Paris, 29/11/17. Communiqué de presse de la Fédération nationale d’agriculture biologique (FNAB).

Lundi 20 novembre, le comité spécial agriculture du conseil des ministres a validé le texte de compromis portant révision du règlement bio européen. Garantir une agriculture biologique en phase avec ses principes fondateurs et assurer la confiance des consommateur-rice-s, tels étaient les objectifs de cette révision. Après plus de 3 années de travail, les paysan-ne-s bio français-es font le constat que si l’outil réglementaire européen est nécessaire pour harmoniser les pratiques, il n’est pas adapté pour valoriser les démarches de progrès et la relocalisation voulue par la société et les producteur-rice-s du réseau FNAB.
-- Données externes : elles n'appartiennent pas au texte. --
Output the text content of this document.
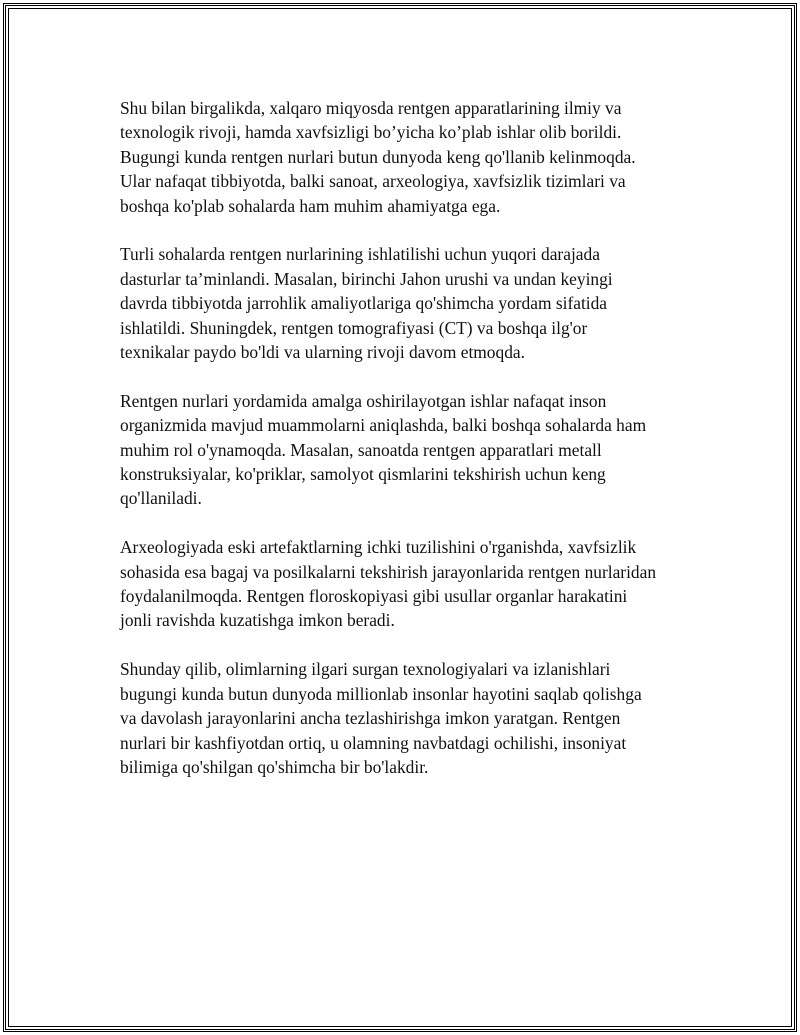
Shu bilan birgalikda, xalqaro miqyosda rentgen apparatlarining ilmiy va
texnologik rivoji, hamda xavfsizligi bo’yicha ko’plab ishlar olib borildi.
Bugungi kunda rentgen nurlari butun dunyoda keng qo'llanib kelinmoqda.
Ular nafaqat tibbiyotda, balki sanoat, arxeologiya, xavfsizlik tizimlari va
boshqa ko'plab sohalarda ham muhim ahamiyatga ega.

Turli sohalarda rentgen nurlarining ishlatilishi uchun yuqori darajada
dasturlar ta’minlandi. Masalan, birinchi Jahon urushi va undan keyingi
davrda tibbiyotda jarrohlik amaliyotlariga qo'shimcha yordam sifatida
ishlatildi. Shuningdek, rentgen tomografiyasi (CT) va boshqa ilg'or
texnikalar paydo bo'ldi va ularning rivoji davom etmoqda.

Rentgen nurlari yordamida amalga oshirilayotgan ishlar nafaqat inson
organizmida mavjud muammolarni aniqlashda, balki boshqa sohalarda ham
muhim rol o'ynamoqda. Masalan, sanoatda rentgen apparatlari metall
konstruksiyalar, ko'priklar, samolyot qismlarini tekshirish uchun keng
qo'llaniladi.

Arxeologiyada eski artefaktlarning ichki tuzilishini o'rganishda, xavfsizlik
sohasida esa bagaj va posilkalarni tekshirish jarayonlarida rentgen nurlaridan
foydalanilmoqda. Rentgen floroskopiyasi gibi usullar organlar harakatini
jonli ravishda kuzatishga imkon beradi.

Shunday qilib, olimlarning ilgari surgan texnologiyalari va izlanishlari
bugungi kunda butun dunyoda millionlab insonlar hayotini saqlab qolishga
va davolash jarayonlarini ancha tezlashirishga imkon yaratgan. Rentgen
nurlari bir kashfiyotdan ortiq, u olamning navbatdagi ochilishi, insoniyat
bilimiga qo'shilgan qo'shimcha bir bo'lakdir.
Un texte de compromis qui souffle le chaud et le froid

Le texte de compromis tel que voté la semaine dernière échoue à porter un renforcement ambitieux des exigences de la production biologique. La fin du contrôle annuel systématique pour tous les opérateurs économiques est un retour en arrière sur les principes fondateurs de la bio qui ouvre la porte à des abus alors que les paysan-ne-s du réseau FNAB défendent une bio exigeante.
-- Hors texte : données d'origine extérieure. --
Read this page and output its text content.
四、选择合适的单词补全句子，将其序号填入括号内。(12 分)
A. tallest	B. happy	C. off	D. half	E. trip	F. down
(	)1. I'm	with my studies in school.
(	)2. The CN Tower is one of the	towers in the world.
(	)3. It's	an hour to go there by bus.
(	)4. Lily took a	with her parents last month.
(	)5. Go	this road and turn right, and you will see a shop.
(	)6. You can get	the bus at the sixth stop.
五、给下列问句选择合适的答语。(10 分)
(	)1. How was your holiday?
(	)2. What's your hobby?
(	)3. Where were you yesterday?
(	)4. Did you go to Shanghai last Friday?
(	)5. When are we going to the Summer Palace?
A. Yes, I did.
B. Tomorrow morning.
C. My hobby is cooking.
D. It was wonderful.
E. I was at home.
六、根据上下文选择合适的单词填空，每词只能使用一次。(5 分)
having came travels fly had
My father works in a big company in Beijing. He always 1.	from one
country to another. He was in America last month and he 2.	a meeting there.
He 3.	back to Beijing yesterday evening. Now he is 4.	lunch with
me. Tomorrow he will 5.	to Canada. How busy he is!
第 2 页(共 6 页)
« Sur des sujets de société importants comme l’origine des aliments pour le bétail ou la limitation de la taille des élevages de volailles il a été impossible d’avancer » déclare Stéphanie Pageot, présidente de la FNAB. « Nous risquons de nous éloigner des attentes des consommateur-rice-s ».

A noter tout de même une avancée importante, celle de l’autorisation à la commercialisation en bio des semences « population ». Ces semences, adaptées aux conditions locales et héritées d’une tradition d’échanges paysans, sont aujourd’hui interdites à la commercialisation dans la réglementation générale.

Il faut aller plus loin avec une labellisation nationale complémentaire de l’eurofeuille

En réaffirmant l’importance du lien au sol, tant végétal qu’alimentaire, le texte pose les bases d’une agriculture biologique cohérente et territorialisée telle que la défend la FNAB, mais ne va pas au bout de la réflexion.

Les paysan-nes bio souhaitent faire évoluer le label AB, pour aboutir à une labellisation française complémentaire du label européen.

 « Juridiquement il semble que rien n’empêche le ministère de réactiver un cahier des charges mieux-disant sous label AB tant que celui-ci ne conditionne pas l’obtention de la feuille européenne, nous ne demandons pas mieux » déclare Stéphanie Pageot. « Il est possible d’aller de l’avant avec l’ensemble des historiques de la bio, y compris les consommateurs ».